One such effort is the “Image Search Project,” a cooperative effort of the TM5, the 5 largest trademark offices in the world. This project incorporates machine learning to enhance image search database systems to improve trademark examination.
And, of course, we look forward to continuing our close collaboration with the EPO on a variety of IP issues. Work in AI is truly international, and the United States and the EPO play a big part.
There are also many other areas of international cooperation between our various IP offices. For example, many of our various offices cooperate on the Global Dossier, making it easier for examiners in one office to see the work done by examiners in another office.
Plus, there is the Patent Cooperation Highway (PPH), which allows one office to expedite the review of applications that have already been reviewed by another office. For example, if a patent application is first reviewed and allowed by the EPO and an applicant uses the PPH for examination in the United States, the USPTO will examine that application on an accelerated schedule and its likelihood of success is much higher.

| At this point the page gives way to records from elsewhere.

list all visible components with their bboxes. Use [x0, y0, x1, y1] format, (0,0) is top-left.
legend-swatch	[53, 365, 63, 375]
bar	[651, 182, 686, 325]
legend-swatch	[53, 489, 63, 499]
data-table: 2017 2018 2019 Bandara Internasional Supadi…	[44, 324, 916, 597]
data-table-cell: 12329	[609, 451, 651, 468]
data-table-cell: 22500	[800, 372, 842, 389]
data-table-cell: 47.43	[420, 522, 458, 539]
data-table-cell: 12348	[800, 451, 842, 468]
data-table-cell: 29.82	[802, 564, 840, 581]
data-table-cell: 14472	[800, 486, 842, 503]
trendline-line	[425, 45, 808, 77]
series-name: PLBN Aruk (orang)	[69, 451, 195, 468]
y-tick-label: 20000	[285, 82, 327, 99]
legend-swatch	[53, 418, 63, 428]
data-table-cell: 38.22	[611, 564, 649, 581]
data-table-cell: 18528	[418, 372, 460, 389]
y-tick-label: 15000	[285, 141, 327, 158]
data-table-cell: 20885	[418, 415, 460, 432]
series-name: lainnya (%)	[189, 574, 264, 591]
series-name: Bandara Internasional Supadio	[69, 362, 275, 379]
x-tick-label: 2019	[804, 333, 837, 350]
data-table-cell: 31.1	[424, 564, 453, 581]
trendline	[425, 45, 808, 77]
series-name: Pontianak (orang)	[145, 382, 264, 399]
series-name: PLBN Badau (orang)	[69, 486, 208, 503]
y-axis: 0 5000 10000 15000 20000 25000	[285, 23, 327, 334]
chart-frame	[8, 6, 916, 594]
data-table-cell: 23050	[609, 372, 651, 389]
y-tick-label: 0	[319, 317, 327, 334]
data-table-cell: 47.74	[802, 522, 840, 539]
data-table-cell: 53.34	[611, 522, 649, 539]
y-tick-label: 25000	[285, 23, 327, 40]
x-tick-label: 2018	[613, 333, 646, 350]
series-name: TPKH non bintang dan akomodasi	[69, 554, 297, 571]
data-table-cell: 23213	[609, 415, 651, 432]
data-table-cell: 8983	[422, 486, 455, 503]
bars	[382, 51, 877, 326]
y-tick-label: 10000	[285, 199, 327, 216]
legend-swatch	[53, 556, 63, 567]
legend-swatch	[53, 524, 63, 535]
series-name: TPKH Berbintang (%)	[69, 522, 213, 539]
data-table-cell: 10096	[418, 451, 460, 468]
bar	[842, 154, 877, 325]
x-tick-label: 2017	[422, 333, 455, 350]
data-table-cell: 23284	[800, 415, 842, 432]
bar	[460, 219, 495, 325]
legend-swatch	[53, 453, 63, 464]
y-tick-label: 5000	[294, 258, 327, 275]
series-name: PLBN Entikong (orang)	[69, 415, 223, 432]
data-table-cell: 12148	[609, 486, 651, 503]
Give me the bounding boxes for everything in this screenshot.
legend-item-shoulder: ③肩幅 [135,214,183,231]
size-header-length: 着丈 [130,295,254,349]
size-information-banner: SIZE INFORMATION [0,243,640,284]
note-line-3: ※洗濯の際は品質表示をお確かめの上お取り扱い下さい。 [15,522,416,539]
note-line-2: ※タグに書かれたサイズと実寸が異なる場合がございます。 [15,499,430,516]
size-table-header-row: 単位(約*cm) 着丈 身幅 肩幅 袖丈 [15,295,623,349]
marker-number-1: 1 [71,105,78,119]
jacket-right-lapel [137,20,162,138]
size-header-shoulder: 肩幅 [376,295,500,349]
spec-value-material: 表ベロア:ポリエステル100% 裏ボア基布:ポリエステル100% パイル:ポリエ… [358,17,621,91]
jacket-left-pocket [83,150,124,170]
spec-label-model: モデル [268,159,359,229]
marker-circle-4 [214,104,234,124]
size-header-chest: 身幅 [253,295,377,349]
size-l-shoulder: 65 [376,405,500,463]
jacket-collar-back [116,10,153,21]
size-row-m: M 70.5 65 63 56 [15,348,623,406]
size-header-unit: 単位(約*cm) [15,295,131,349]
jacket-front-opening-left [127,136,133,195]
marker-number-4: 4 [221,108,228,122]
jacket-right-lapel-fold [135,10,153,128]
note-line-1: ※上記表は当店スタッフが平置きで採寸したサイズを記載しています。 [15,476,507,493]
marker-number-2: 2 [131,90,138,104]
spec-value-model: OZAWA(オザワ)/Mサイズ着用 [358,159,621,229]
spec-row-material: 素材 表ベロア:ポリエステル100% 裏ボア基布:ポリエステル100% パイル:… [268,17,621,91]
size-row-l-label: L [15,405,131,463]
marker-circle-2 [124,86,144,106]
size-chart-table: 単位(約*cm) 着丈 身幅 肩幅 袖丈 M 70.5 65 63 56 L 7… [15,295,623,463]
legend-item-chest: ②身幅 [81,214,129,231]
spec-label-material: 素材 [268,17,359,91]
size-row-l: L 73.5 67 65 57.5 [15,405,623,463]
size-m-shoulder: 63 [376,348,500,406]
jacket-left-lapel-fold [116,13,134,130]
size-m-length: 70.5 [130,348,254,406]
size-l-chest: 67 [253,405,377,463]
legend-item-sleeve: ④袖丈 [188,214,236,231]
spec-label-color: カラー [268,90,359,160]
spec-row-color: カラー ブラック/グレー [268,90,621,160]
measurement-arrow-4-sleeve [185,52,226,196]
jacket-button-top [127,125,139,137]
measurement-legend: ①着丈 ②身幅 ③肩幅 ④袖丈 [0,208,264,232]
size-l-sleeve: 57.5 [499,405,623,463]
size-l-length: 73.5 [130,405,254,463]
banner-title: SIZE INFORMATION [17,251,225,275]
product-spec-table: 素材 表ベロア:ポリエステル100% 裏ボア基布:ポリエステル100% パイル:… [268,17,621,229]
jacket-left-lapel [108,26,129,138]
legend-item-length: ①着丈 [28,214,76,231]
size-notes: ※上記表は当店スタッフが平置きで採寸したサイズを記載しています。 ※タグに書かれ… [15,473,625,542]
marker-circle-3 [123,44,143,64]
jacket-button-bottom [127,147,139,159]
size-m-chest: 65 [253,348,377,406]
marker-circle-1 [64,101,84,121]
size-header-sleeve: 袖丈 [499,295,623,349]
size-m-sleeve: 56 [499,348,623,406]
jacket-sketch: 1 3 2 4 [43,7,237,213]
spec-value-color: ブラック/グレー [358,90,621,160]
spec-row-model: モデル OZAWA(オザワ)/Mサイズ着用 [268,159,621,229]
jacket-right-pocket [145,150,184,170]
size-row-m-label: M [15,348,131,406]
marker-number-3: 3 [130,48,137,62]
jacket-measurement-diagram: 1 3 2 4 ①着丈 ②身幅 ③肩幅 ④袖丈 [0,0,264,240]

The bottom line is that all of our offices must continue and even enhance work together to support innovation and entrepreneurship around the world.
For human advancement has consistently been pushed forward by our inventors. As I often say, they are our heroes.
One of America’s greatest inventor heroes was Thomas Edison. He invented a light bulb, gramophone (or, “speaking machine,” as they called it then), motion pictures, and so much more. Indeed, he invented the modern system of inventing, with his innovation laboratory at Menlo Park, New Jersey.
A contemporaneous scientific publication written in 1878 said, “Mr. Edison, with his marvelous inventions, is pushing the whole world ahead in its march to the highest civilization.”
That is what inventors do: they continuously push all of us to the highest civilization. And that is why we in this profession strive to help them and to support them.
I am convinced that because of inventors, and the work we all do, the future of innovation is bright indeed.
And what would Traian Vuia, Aurel Vlaicu, Henri Coanda and the Wright Brothers think about that future, if they were here with us today? What would they think of drones that can fly on their own without a pilot?
Aurel Vlaicu died because he insisted on piloting his own prototype across the mountains. He did not let another pilot fly his plane, much less let the plane fly without a pilot at all.
Specifically, what would they think of the coming convergence, where self-flying drones are combined with artificial intelligence so that they might perhaps fly with complete independence, without any human input whatsoever? Just close your eyes for a second, and imagine those guys working and inventing today.
If I had to guess, these great inventors would actually be thrilled to see how far we have come, and excited to help us go much further. Because that is what great inventors do: always looking for the next advance, always working to push us ahead.
As for us, for you and me, we are about to experience personally and most directly all these new machines, and so much more. And all of it very soon. Because the future keeps coming forever faster.
I look forward to continued collaborations between and among our nations, to build upon all the successes we’ve had working together thus far, and to secure that future on behalf of innovation around the world.
Multumesc, si va urez mult succes in continuare! (“Thank you, and I wish you much continued success.”)
It has truly been an honor to be with all of you here today.